Singapore’s central bank and crypto regulator — Monetary Authority of Singapore (MAS) — said that the process of licensing crypto service providers must be stringent.
Ravi Menon, the Managing Director of MAS, shared his concerns about the risks of investing in cryptocurrency. Specifically, he spoke to retail investors at the Financial Times Crypto and Digital Asset Summit last Wednesday. He pointed out that crypto can be exploited for money laundering and financing terrorists.
“The licensing process is stringent. And it needs to be because we want to be a responsible global crypto hub with innovative players, but also with strong risk management capabilities.”
December last year, the central bank of Singapore only approved 170 crypto asset applicants. Over 100 companies that applied for a crypto license either received a ‘no’ or pulled out of their applications.
The central bank has used a “tough line” on retail crypto investing because they’re “not sure that’s a good idea for retail investors to be dabbling in cryptocurrencies,” Menon said.

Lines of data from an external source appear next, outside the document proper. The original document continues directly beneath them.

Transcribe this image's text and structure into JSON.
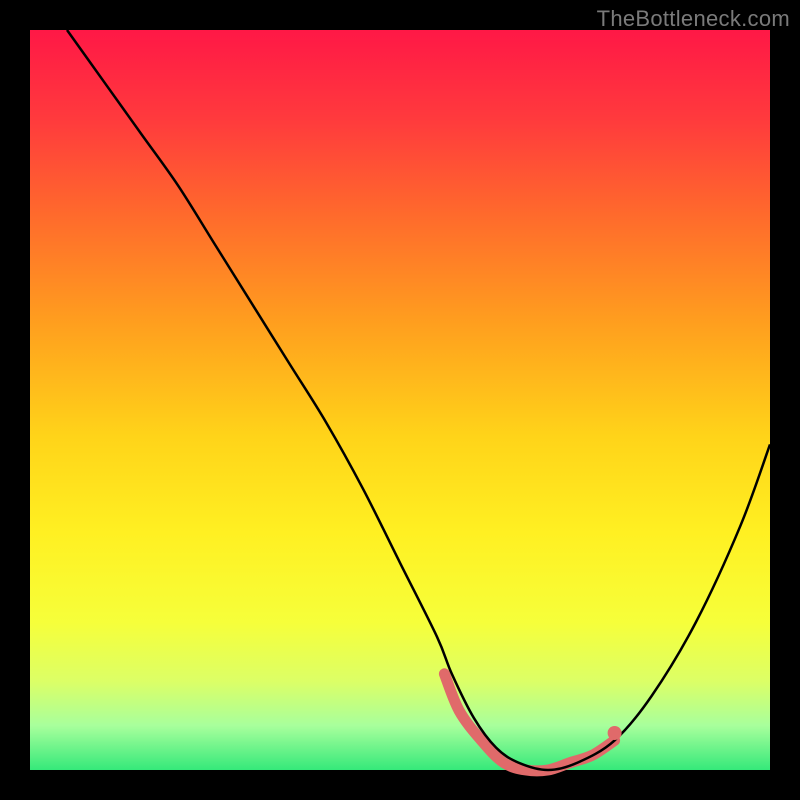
{
  "watermark": "TheBottleneck.com",
  "chart_data": {
    "type": "line",
    "title": "",
    "xlabel": "",
    "ylabel": "",
    "xlim": [
      0,
      100
    ],
    "ylim": [
      0,
      100
    ],
    "background": {
      "type": "vertical-gradient",
      "stops": [
        {
          "offset": 0.0,
          "color": "#ff1846"
        },
        {
          "offset": 0.12,
          "color": "#ff3a3d"
        },
        {
          "offset": 0.25,
          "color": "#ff6a2c"
        },
        {
          "offset": 0.4,
          "color": "#ffa01e"
        },
        {
          "offset": 0.55,
          "color": "#ffd419"
        },
        {
          "offset": 0.68,
          "color": "#fff022"
        },
        {
          "offset": 0.8,
          "color": "#f6ff3a"
        },
        {
          "offset": 0.88,
          "color": "#dcff66"
        },
        {
          "offset": 0.94,
          "color": "#a8ff9c"
        },
        {
          "offset": 1.0,
          "color": "#35e97a"
        }
      ]
    },
    "series": [
      {
        "name": "curve",
        "color": "#000000",
        "width": 2.5,
        "x": [
          5,
          10,
          15,
          20,
          25,
          30,
          35,
          40,
          45,
          50,
          55,
          57,
          60,
          63,
          66,
          70,
          74,
          79,
          84,
          90,
          96,
          100
        ],
        "y": [
          100,
          93,
          86,
          79,
          71,
          63,
          55,
          47,
          38,
          28,
          18,
          13,
          7,
          3,
          1,
          0,
          1,
          4,
          10,
          20,
          33,
          44
        ]
      },
      {
        "name": "highlight-band",
        "color": "#e06a6a",
        "width": 11,
        "linecap": "round",
        "x": [
          56,
          58,
          61,
          64,
          67,
          70,
          73,
          76,
          79
        ],
        "y": [
          13,
          8,
          4,
          1,
          0,
          0,
          1,
          2,
          4
        ]
      },
      {
        "name": "highlight-dot",
        "type": "scatter",
        "color": "#e06a6a",
        "radius": 7,
        "x": [
          79
        ],
        "y": [
          5
        ]
      }
    ]
  }
}
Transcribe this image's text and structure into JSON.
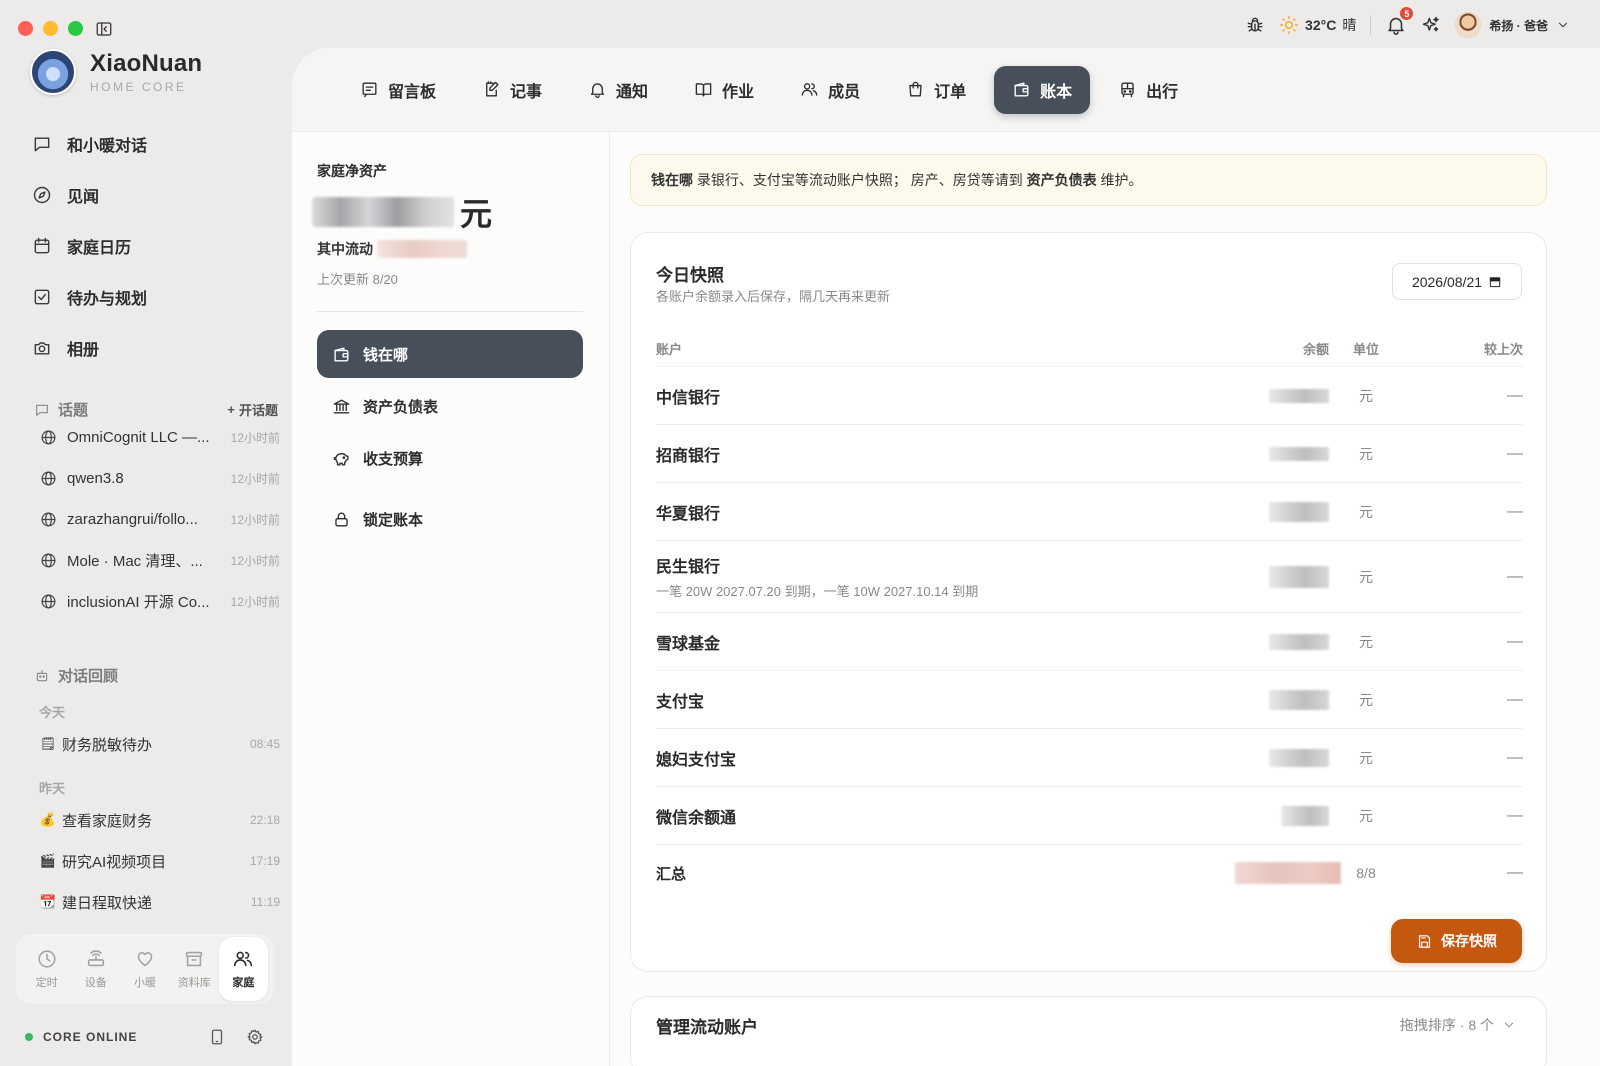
{
  "titlebar": {
    "weather": {
      "temp": "32°C",
      "condition": "晴"
    },
    "notification_count": "5",
    "user_name": "希扬 · 爸爸"
  },
  "brand": {
    "name": "XiaoNuan",
    "subtitle": "HOME CORE"
  },
  "sidebar": {
    "nav": [
      {
        "label": "和小暖对话",
        "icon": "chat-icon"
      },
      {
        "label": "见闻",
        "icon": "compass-icon"
      },
      {
        "label": "家庭日历",
        "icon": "calendar-icon"
      },
      {
        "label": "待办与规划",
        "icon": "checkbox-icon"
      },
      {
        "label": "相册",
        "icon": "camera-icon"
      }
    ],
    "topics_title": "话题",
    "topics_add": "开话题",
    "topics": [
      {
        "title": "OmniCognit LLC —...",
        "time": "12小时前"
      },
      {
        "title": "qwen3.8",
        "time": "12小时前"
      },
      {
        "title": "zarazhangrui/follo...",
        "time": "12小时前"
      },
      {
        "title": "Mole · Mac 清理、...",
        "time": "12小时前"
      },
      {
        "title": "inclusionAI 开源 Co...",
        "time": "12小时前"
      }
    ],
    "review_title": "对话回顾",
    "today_label": "今天",
    "yesterday_label": "昨天",
    "today_items": [
      {
        "emoji": "🗒",
        "title": "财务脱敏待办",
        "time": "08:45"
      }
    ],
    "yesterday_items": [
      {
        "emoji": "💰",
        "title": "查看家庭财务",
        "time": "22:18"
      },
      {
        "emoji": "🎬",
        "title": "研究AI视频项目",
        "time": "17:19"
      },
      {
        "emoji": "📆",
        "title": "建日程取快递",
        "time": "11:19"
      }
    ],
    "dock": [
      {
        "label": "定时",
        "icon": "clock-icon"
      },
      {
        "label": "设备",
        "icon": "router-icon"
      },
      {
        "label": "小暖",
        "icon": "heart-icon"
      },
      {
        "label": "资料库",
        "icon": "archive-icon"
      },
      {
        "label": "家庭",
        "icon": "family-icon"
      }
    ],
    "core_status": "CORE ONLINE"
  },
  "tabs": [
    {
      "label": "留言板",
      "icon": "message-board-icon"
    },
    {
      "label": "记事",
      "icon": "note-edit-icon"
    },
    {
      "label": "通知",
      "icon": "bell-icon"
    },
    {
      "label": "作业",
      "icon": "book-icon"
    },
    {
      "label": "成员",
      "icon": "members-icon"
    },
    {
      "label": "订单",
      "icon": "shopping-bag-icon"
    },
    {
      "label": "账本",
      "icon": "wallet-icon"
    },
    {
      "label": "出行",
      "icon": "bus-icon"
    }
  ],
  "ledger": {
    "net_worth_label": "家庭净资产",
    "net_worth_unit": "元",
    "liquid_label": "其中流动",
    "updated": "上次更新 8/20",
    "menu": [
      {
        "label": "钱在哪",
        "icon": "wallet-icon"
      },
      {
        "label": "资产负债表",
        "icon": "bank-icon"
      },
      {
        "label": "收支预算",
        "icon": "piggy-bank-icon"
      },
      {
        "label": "锁定账本",
        "icon": "lock-icon"
      }
    ]
  },
  "notice": {
    "bold1": "钱在哪",
    "text1": " 录银行、支付宝等流动账户快照； 房产、房贷等请到 ",
    "bold2": "资产负债表",
    "text2": " 维护。"
  },
  "snapshot": {
    "title": "今日快照",
    "subtitle": "各账户余额录入后保存，隔几天再来更新",
    "date": "2026/08/21",
    "columns": {
      "account": "账户",
      "balance": "余额",
      "unit": "单位",
      "compare": "较上次"
    },
    "rows": [
      {
        "name": "中信银行",
        "note": "",
        "unit": "元",
        "compare": "—"
      },
      {
        "name": "招商银行",
        "note": "",
        "unit": "元",
        "compare": "—"
      },
      {
        "name": "华夏银行",
        "note": "",
        "unit": "元",
        "compare": "—"
      },
      {
        "name": "民生银行",
        "note": "一笔 20W 2027.07.20 到期，一笔 10W 2027.10.14 到期",
        "unit": "元",
        "compare": "—"
      },
      {
        "name": "雪球基金",
        "note": "",
        "unit": "元",
        "compare": "—"
      },
      {
        "name": "支付宝",
        "note": "",
        "unit": "元",
        "compare": "—"
      },
      {
        "name": "媳妇支付宝",
        "note": "",
        "unit": "元",
        "compare": "—"
      },
      {
        "name": "微信余额通",
        "note": "",
        "unit": "元",
        "compare": "—"
      }
    ],
    "total": {
      "name": "汇总",
      "count": "8/8",
      "compare": "—"
    },
    "save_label": "保存快照"
  },
  "manage": {
    "title": "管理流动账户",
    "hint": "拖拽排序 · 8 个"
  }
}
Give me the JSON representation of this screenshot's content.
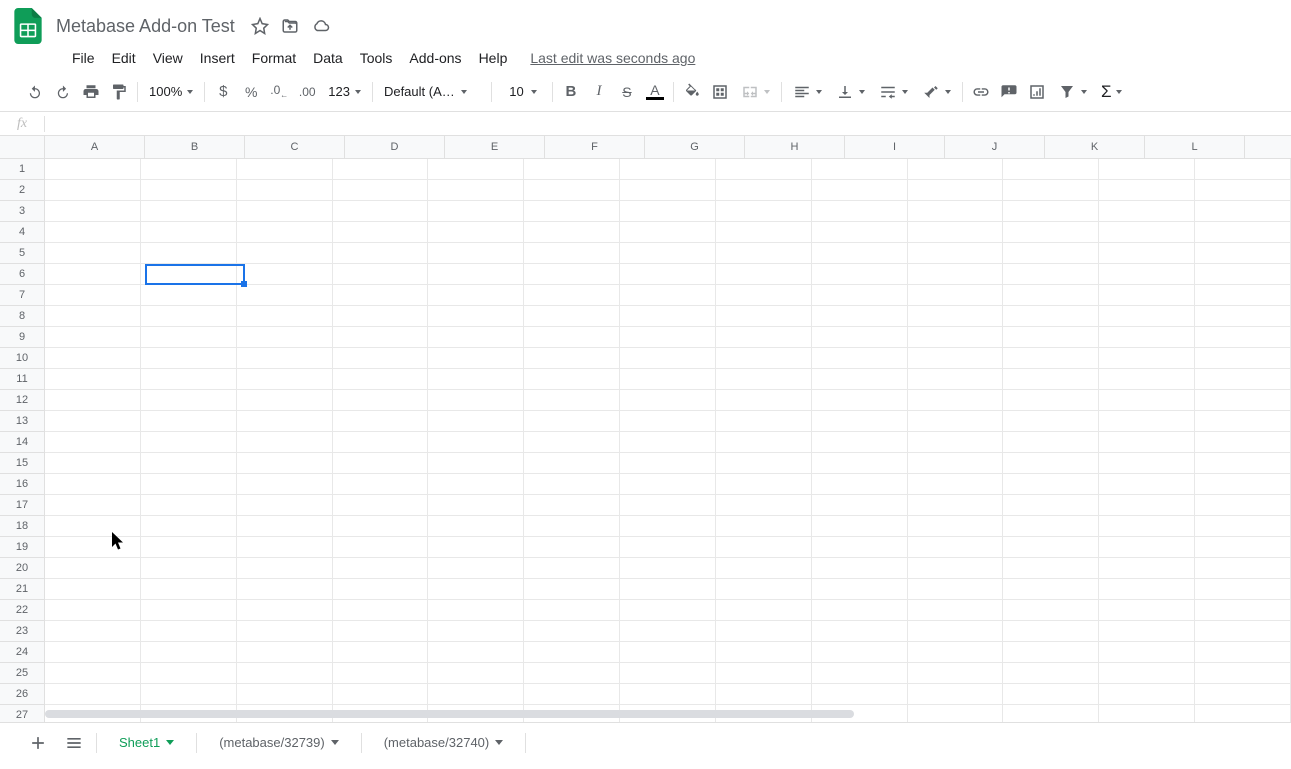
{
  "doc": {
    "title": "Metabase Add-on Test",
    "last_edit": "Last edit was seconds ago"
  },
  "menu": {
    "file": "File",
    "edit": "Edit",
    "view": "View",
    "insert": "Insert",
    "format": "Format",
    "data": "Data",
    "tools": "Tools",
    "addons": "Add-ons",
    "help": "Help"
  },
  "toolbar": {
    "zoom": "100%",
    "num_format": "123",
    "font_name": "Default (Ari...",
    "font_size": "10"
  },
  "formula": {
    "fx": "fx",
    "value": ""
  },
  "grid": {
    "columns": [
      "A",
      "B",
      "C",
      "D",
      "E",
      "F",
      "G",
      "H",
      "I",
      "J",
      "K",
      "L"
    ],
    "rows": [
      "1",
      "2",
      "3",
      "4",
      "5",
      "6",
      "7",
      "8",
      "9",
      "10",
      "11",
      "12",
      "13",
      "14",
      "15",
      "16",
      "17",
      "18",
      "19",
      "20",
      "21",
      "22",
      "23",
      "24",
      "25",
      "26",
      "27"
    ],
    "selected_cell": "B6"
  },
  "sheets": {
    "tab1": "Sheet1",
    "tab2": "(metabase/32739)",
    "tab3": "(metabase/32740)"
  }
}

He emphasized that “many global regulators share similar concerns about retail exposure to cryptocurrencies.”
Menon elaborated that they check the track record of their applicants first. Should the company have a solid corporate governance structure, it will have a greater approval rate. He also added that applicants must be familiar with money laundering and terrorist financing risks.
W cryptocurrencies do not threaten the financial system, Menon said that money laundering and terrorism financing risks are there.
In related news, MAS issued guidelines to discourage cryptocurrency trading by the general public last January. The guidelines pointed out that “the trading of cryptocurrencies is highly risky and not suitable for the general public”. A few days later, the central bank shut down cryptocurrency ATMs in the country.